Napisałeś na FB, że kochasz Jezusa?

ks. Zbigniew Wielgosz ks. Zbigniew Wielgosz

publikacja 24.04.2017 22:12

Bp Leszek Leszkiewicz bierzmował młodych w Mikluszowicach oraz w bazylice św. Mikołaja w Bochni.

Jedna z klas III gimnazjum w Mikluszowicach z bp. Leszkiewiczem Jedna z klas III gimnazjum w Mikluszowicach z bp. Leszkiewiczem
ks. Zbigniew Wielgosz /Foto Gość

64 osoby z parafii Mikluszowice i Gawłów przyjęły sakrament bierzmowania z rąk bp. Leszka Leszkiewicza w kościele parafialnym w Mikluszowicach.

Z kolei w bazylice św. Mikołaja w Bochni do sakramentu przystąpiło 138 osób z miejscowej parafii.

Za bierzmowanymi trzyletnie przygotowanie podczas lekcji religii w szkole, katechezy parafialnej.

– To było także przygotowanie przez modlitwę, uczestnictwo w Mszach św. niedzielnych, w różnych nabożeństwach. To był także egzamin, który nie był trudny – mówi Wiktoria z Mikluszowic.

Za swoją patronkę wybrała św. Filomenę.

– Liczę na nią, że będzie mi pomagać podczas zdawania egzaminów – mówi dziewczyna. 

W homilii bp Leszkiewicz zadał młodym pytanie, co to znaczy być świętym, nawiązując do czytań z uroczystości św. Wojciecha oraz do postaci patrona dnia.

– Święty to człowiek odważny! Odważny w poznawaniu Jezusa, w przebywaniu z Nim i w dawaniu świadectwa o Nim.

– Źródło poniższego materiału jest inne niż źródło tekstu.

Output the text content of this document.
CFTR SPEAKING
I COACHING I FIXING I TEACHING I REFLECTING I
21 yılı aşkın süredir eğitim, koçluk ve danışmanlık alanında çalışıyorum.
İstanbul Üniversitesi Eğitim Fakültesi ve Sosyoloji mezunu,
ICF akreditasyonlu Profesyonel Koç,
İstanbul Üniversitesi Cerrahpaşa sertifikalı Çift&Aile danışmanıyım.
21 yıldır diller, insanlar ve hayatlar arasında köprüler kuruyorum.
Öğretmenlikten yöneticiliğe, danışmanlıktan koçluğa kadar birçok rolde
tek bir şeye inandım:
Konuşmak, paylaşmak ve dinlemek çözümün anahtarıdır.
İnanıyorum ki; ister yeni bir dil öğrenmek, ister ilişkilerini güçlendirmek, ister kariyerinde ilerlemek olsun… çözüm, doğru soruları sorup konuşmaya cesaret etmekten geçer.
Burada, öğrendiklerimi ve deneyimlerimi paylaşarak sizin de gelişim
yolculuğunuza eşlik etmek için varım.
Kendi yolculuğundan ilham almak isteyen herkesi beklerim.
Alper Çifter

Z pewnością wszyscy macie swój profil na fejsbuku… Kto z was napisał na nim, że kocha Jezusa?

Świat narzuca nam, katolikom, abyśmy o Jezusie mówili tylko w kościołach, a nie poza nimi. Jeśli ktoś znany przyzna się publicznie do wiary, od razu spotyka się z falą hejtu, z drwiną, lekceważeniem.

Pamiętajcie, że Jezus nie potrzebuje statystów, Kościół nie potrzebuje katolików od szopki i baranka, którzy przyznają się do wiary w Boga z okazji wielkich świąt.

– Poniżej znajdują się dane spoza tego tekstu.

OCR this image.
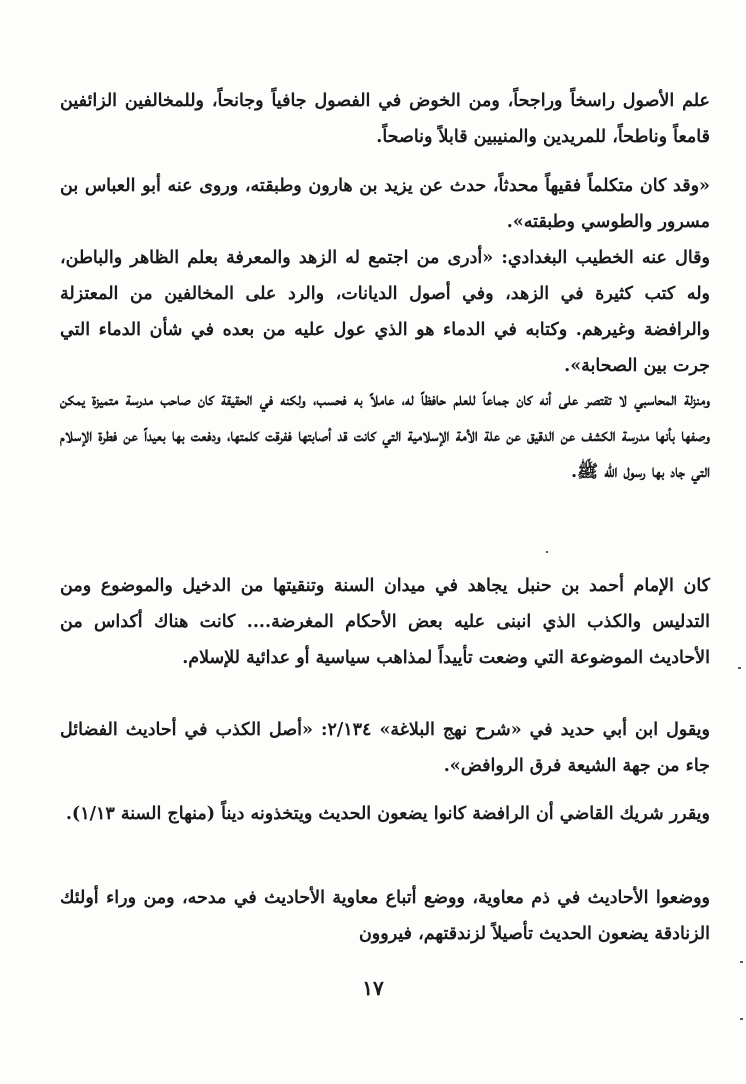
علم الأصول راسخاً وراجحاً، ومن الخوض في الفصول جافياً وجانحاً، وللمخالفين الزائفين قامعاً وناطحاً، للمريدين والمنيبين قابلاً وناصحاً.

«وقد كان متكلماً فقيهاً محدثاً، حدث عن يزيد بن هارون وطبقته، وروى عنه أبو العباس بن مسرور والطوسي وطبقته».

وقال عنه الخطيب البغدادي: «أدرى من اجتمع له الزهد والمعرفة بعلم الظاهر والباطن، وله كتب كثيرة في الزهد، وفي أصول الديانات، والرد على المخالفين من المعتزلة والرافضة وغيرهم. وكتابه في الدماء هو الذي عول عليه من بعده في شأن الدماء التي جرت بين الصحابة».

ومنزلة المحاسبي لا تقتصر على أنه كان جماعاً للعلم حافظاً له، عاملاً به فحسب، ولكنه في الحقيقة كان صاحب مدرسة متميزة يمكن وصفها بأنها مدرسة الكشف عن الدقيق عن علة الأمة الإسلامية التي كانت قد أصابتها ففرقت كلمتها، ودفعت بها بعيداً عن فطرة الإسلام التي جاد بها رسول الله ﷺ.

كان الإمام أحمد بن حنبل يجاهد في ميدان السنة وتنقيتها من الدخيل والموضوع ومن التدليس والكذب الذي انبنى عليه بعض الأحكام المغرضة.... كانت هناك أكداس من الأحاديث الموضوعة التي وضعت تأييداً لمذاهب سياسية أو عدائية للإسلام.

ويقول ابن أبي حديد في «شرح نهج البلاغة» ٢/١٣٤: «أصل الكذب في أحاديث الفضائل جاء من جهة الشيعة فرق الروافض».

ويقرر شريك القاضي أن الرافضة كانوا يضعون الحديث ويتخذونه ديناً (منهاج السنة ١/١٣).

ووضعوا الأحاديث في ذم معاوية، ووضع أتباع معاوية الأحاديث في مدحه، ومن وراء أولئك الزنادقة يضعون الحديث تأصيلاً لزندقتهم، فيروون

١٧
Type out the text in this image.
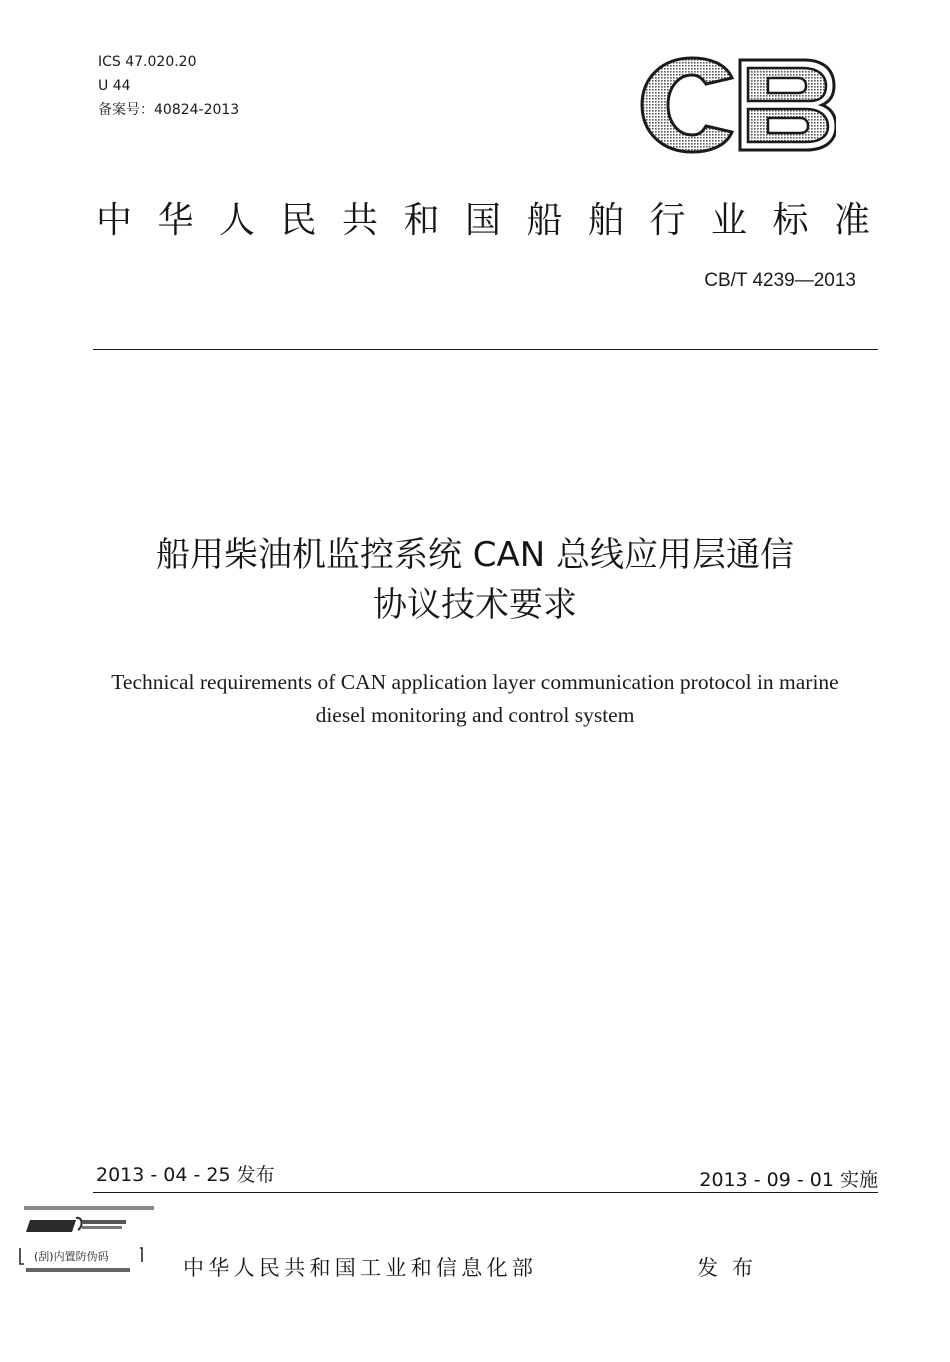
ICS 47.020.20
U 44
备案号：40824-2013
中华人民共和国船舶行业标准
CB/T 4239—2013
船用柴油机监控系统 CAN 总线应用层通信
协议技术要求
Technical requirements of CAN application layer communication protocol in marine
diesel monitoring and control system
2013 - 04 - 25 发布	2013 - 09 - 01 实施
(刮)内置防伪码	中华人民共和国工业和信息化部	发布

Jezus pragnie, abyśmy byli odważnymi świadkami Jego zmartwychwstania, ewangelii, dlatego daje nam swojego Ducha, abyśmy udźwignęli ciężar świadectwa, abyśmy byli odważni w wierze, czyli święci – jak Wojciech, dzisiejszy patron – mówił biskup.

Zachęcił młodych, by wykonywali codziennie trzy zadania.

– Ale z dyscypliną sportowca. Dzięki temu będziecie odważnymi świadkami Jezusa.

Pierwsze zadanie – przeczytaj codziennie jedno zdanie, które powiedział Jezus. Żyj tym zdaniem, pomyśl, co Jezus chce ci powiedzieć.

Drugie zadanie – módl się codziennie jedną minutę. Jak nie wiesz, co powiedzieć Jezusowi, to Mu to wyznaj i zacznij wówczas słuchać. Zobaczysz, że po pewnym czasie jedna minuta przestanie ci wystarczać.

I trzecie zadanie – żyj w stanie łaski uświęcającej. Nie przyzwyczajaj się do grzechu, ale staraj się zawsze żyć w przyjaźni z Jezusem.

Wypełniając te trzy zadania, będziesz stawał się, stawała odważnym człowiekiem wiary – podkreślał kaznodzieja.